ISDSC Military Health Services Work Group meets


The Southern African Development Community (SADC’s) ISDSC Military Health Services Work met this week Tuesday to yesterday to reflect on the military health achievements over the last decade and identify the new challenges facing military health services in the region.

“Diseases know no borders, and we as military health services must strive towards achieving our primary objective of an optimum degree of military health cooperation in our region”, the incoming chairperson of the Work Group, Lieutenant General Veejay Ramlakan (pictured) told delegates at the opening ceremony on Tuesday at Centurion Lake Hotel, Centurion.


Ramlakan is the Surgeon General of the SA National Defence Force.


The Military Health Services Work Group is a sub-committee of the SADC Inter-State Defence and Security Committee (ISDSC) and was established during the 20th Session of the ISDSC in Mbabane, Swaziland, in March 1999 to coordinate matters military health in the SADC region.


This week’s meeting was the 10th held since then.

SA also assumed the chairmanship of the Work Group from Namibia, the chair for 2009.

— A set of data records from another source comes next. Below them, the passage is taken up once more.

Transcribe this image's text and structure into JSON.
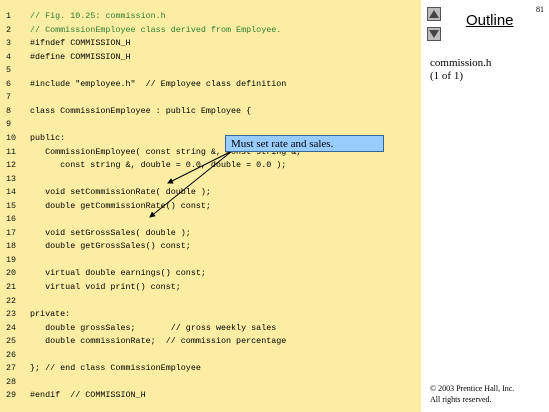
{
  "slide_number": "81",
  "outline": {
    "title": "Outline"
  },
  "file_info": {
    "name": "commission.h",
    "part": "(1 of 1)"
  },
  "callout": {
    "text": "Must set rate and sales."
  },
  "copyright": {
    "line1": "© 2003 Prentice Hall, Inc.",
    "line2": "All rights reserved."
  },
  "code_lines": [
    {
      "num": "1",
      "text": "// Fig. 10.25: commission.h"
    },
    {
      "num": "2",
      "text": "// CommissionEmployee class derived from Employee."
    },
    {
      "num": "3",
      "text": "#ifndef COMMISSION_H"
    },
    {
      "num": "4",
      "text": "#define COMMISSION_H"
    },
    {
      "num": "5",
      "text": ""
    },
    {
      "num": "6",
      "text": "#include \"employee.h\"  // Employee class definition"
    },
    {
      "num": "7",
      "text": ""
    },
    {
      "num": "8",
      "text": "class CommissionEmployee : public Employee {"
    },
    {
      "num": "9",
      "text": ""
    },
    {
      "num": "10",
      "text": "public:"
    },
    {
      "num": "11",
      "text": "   CommissionEmployee( const string &, const string &,"
    },
    {
      "num": "12",
      "text": "      const string &, double = 0.0, double = 0.0 );"
    },
    {
      "num": "13",
      "text": ""
    },
    {
      "num": "14",
      "text": "   void setCommissionRate( double );"
    },
    {
      "num": "15",
      "text": "   double getCommissionRate() const;"
    },
    {
      "num": "16",
      "text": ""
    },
    {
      "num": "17",
      "text": "   void setGrossSales( double );"
    },
    {
      "num": "18",
      "text": "   double getGrossSales() const;"
    },
    {
      "num": "19",
      "text": ""
    },
    {
      "num": "20",
      "text": "   virtual double earnings() const;"
    },
    {
      "num": "21",
      "text": "   virtual void print() const;"
    },
    {
      "num": "22",
      "text": ""
    },
    {
      "num": "23",
      "text": "private:"
    },
    {
      "num": "24",
      "text": "   double grossSales;       // gross weekly sales"
    },
    {
      "num": "25",
      "text": "   double commissionRate;  // commission percentage"
    },
    {
      "num": "26",
      "text": ""
    },
    {
      "num": "27",
      "text": "}; // end class CommissionEmployee"
    },
    {
      "num": "28",
      "text": ""
    },
    {
      "num": "29",
      "text": "#endif  // COMMISSION_H"
    }
  ]
}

The Work Group meets annually to address a broad range of military health issues in the region and provide an opportunity for member states to review progress, examine setbacks and map out strategies towards achieving effective and efficient military health services delivery, SA Military Health Service spokesman Colonel Louis Kirstein said.

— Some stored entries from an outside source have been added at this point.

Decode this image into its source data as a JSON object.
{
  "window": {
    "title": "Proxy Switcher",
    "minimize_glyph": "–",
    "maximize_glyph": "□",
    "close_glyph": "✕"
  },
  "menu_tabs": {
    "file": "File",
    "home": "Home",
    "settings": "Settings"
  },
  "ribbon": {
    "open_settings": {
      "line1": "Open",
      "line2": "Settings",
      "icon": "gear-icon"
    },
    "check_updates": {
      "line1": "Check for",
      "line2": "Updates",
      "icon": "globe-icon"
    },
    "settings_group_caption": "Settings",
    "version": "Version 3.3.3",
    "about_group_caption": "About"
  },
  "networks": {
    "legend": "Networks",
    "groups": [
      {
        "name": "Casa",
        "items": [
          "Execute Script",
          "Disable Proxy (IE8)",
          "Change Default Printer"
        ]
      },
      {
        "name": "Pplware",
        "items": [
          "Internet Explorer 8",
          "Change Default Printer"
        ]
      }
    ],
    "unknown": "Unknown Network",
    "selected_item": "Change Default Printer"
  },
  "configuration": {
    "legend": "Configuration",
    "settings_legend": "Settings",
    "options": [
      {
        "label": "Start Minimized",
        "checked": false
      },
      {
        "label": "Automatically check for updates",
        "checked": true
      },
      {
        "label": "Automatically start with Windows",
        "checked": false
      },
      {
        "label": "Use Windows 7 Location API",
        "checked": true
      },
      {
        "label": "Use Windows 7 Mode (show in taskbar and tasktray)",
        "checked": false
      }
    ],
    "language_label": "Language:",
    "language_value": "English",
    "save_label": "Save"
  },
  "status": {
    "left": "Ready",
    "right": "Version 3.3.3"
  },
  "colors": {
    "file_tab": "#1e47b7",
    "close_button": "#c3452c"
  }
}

The ISDSC Military Health Services Work Group includes Angola, Botswana, the Democratic Republic of Congo, Lesotho, Madagascar, Malawi, Mauritius, Mozambique, Namibia, South Africa, Swaziland, United Republic of Tanzania, Zambia and Zimbabwe.


The role and functions of the Military Health Services Work Group are among other things to:

  • Achieve an optimum degree of military health co-operation in the Southern African Region within the aims and objectives of ISDSC;

  • Co-operate in times of national and regional disaster and epidemics;

  • Joint training;

  • Exchange of expertise;

  • Development of joint doctrine;

  • Participation in national and regional health programs both in war and peacetime; and,

  • Support civil military alliance in combating diseases.


Part of this year’s included the review of strategies and tactics to fight diseases such as HIV and AIDS, Malaria and TB.